Yusuf, insanlarla kolay iletişime geçer, toplumun değişik katmanlarındaki insanlarla muhabbet ederdi. Fakültede profesörle konuşurken, sınıfta ilkokul çocuklarına ders anlatırken, akraba meclisinde sohbet ederken, televizyonda milyonlarca insana hitap ederken herkesin anlayacağı bir dil kullanırdı. Espri yapmak, nükteli konuşmak en başat özelliğiydi. Onunla konuşurken kendinizi bir komedi filminin içinde veya bir standup gösterisinde hissederdiniz.
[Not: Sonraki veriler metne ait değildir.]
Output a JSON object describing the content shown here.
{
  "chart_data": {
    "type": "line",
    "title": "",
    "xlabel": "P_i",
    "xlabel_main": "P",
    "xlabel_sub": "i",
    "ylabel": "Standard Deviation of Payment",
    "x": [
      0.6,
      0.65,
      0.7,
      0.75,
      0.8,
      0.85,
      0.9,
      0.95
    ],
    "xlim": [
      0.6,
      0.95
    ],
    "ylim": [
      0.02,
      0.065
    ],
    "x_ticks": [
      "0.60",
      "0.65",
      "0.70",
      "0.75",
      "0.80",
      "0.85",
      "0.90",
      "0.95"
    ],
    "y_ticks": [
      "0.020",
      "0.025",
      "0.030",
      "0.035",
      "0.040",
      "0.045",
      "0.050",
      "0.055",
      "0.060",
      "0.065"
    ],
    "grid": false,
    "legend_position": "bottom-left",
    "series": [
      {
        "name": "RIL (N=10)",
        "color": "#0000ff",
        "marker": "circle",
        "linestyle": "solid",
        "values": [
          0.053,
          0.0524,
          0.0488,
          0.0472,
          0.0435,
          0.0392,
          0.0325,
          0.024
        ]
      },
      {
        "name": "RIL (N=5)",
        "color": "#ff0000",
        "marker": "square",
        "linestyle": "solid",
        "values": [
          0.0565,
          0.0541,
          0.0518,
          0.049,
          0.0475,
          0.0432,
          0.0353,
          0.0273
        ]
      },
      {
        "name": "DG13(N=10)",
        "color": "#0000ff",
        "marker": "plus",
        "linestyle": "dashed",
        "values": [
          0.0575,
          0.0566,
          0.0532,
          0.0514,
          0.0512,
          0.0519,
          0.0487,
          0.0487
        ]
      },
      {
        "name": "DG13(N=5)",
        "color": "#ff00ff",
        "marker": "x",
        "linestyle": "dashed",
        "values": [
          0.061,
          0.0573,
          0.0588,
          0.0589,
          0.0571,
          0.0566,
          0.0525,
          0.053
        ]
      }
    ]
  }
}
Karşısındakini ezmez, geniş yüreğiyle kuşatırdı. Güler yüzlü ve cana yakın olduğu için çok seveni vardı. Yusuf’u iğreti bulan, ondan hazzetmeyen birini göremezdiniz.

Konuşurken ayetlerden ve hadislerden deliller getirerek konuşur, fikirlerini Kur’an-ı Kerim’den ve Peygamberimiz’in hayatından örneklerle güçlendirirdi. Sahabenin hayatı onun için mihenk taşıydı. Öğrenci evinde güreş yaparken altta kalınca işi espriye vurur, rakibinin altında işaret parmağını havaya kaldırarak “ehad ehad” diyerek Yasir ailesinin müşriklere direnen imanını tebessüm ve hüzünle karışık bir duyguyla hatırlatırdı.

90’lı yıllarda yaklaşık 40 üniversite öğrencisi trenle Konya’ya gitmiş ve Saffet BAKIRCI Hocanın sohbetine katılmıştık. Saffet BAKIRCI, bize neden Konya’ya geldiğimizi sorduğunda gezmek için geldiğimizi söylemiştik. Saffet Hoca eleştirel bir tavırla, Konya’da gezeceğimize Bakara’da gezmemizi, Al-i İmran’da gezmemizi söyledi. Bunun üzerine Yusuf söz alarak “De ki: Yeryüzünde gezip dolaşın da öncekilerin sonunun nasıl olduğuna bir bakın!” ayetini okudu. Konya’da gezmenin de bu anlamda bir ibadet olacağını ifade edince Saffet Hocayla kısa bir polemik yaşamıştı.  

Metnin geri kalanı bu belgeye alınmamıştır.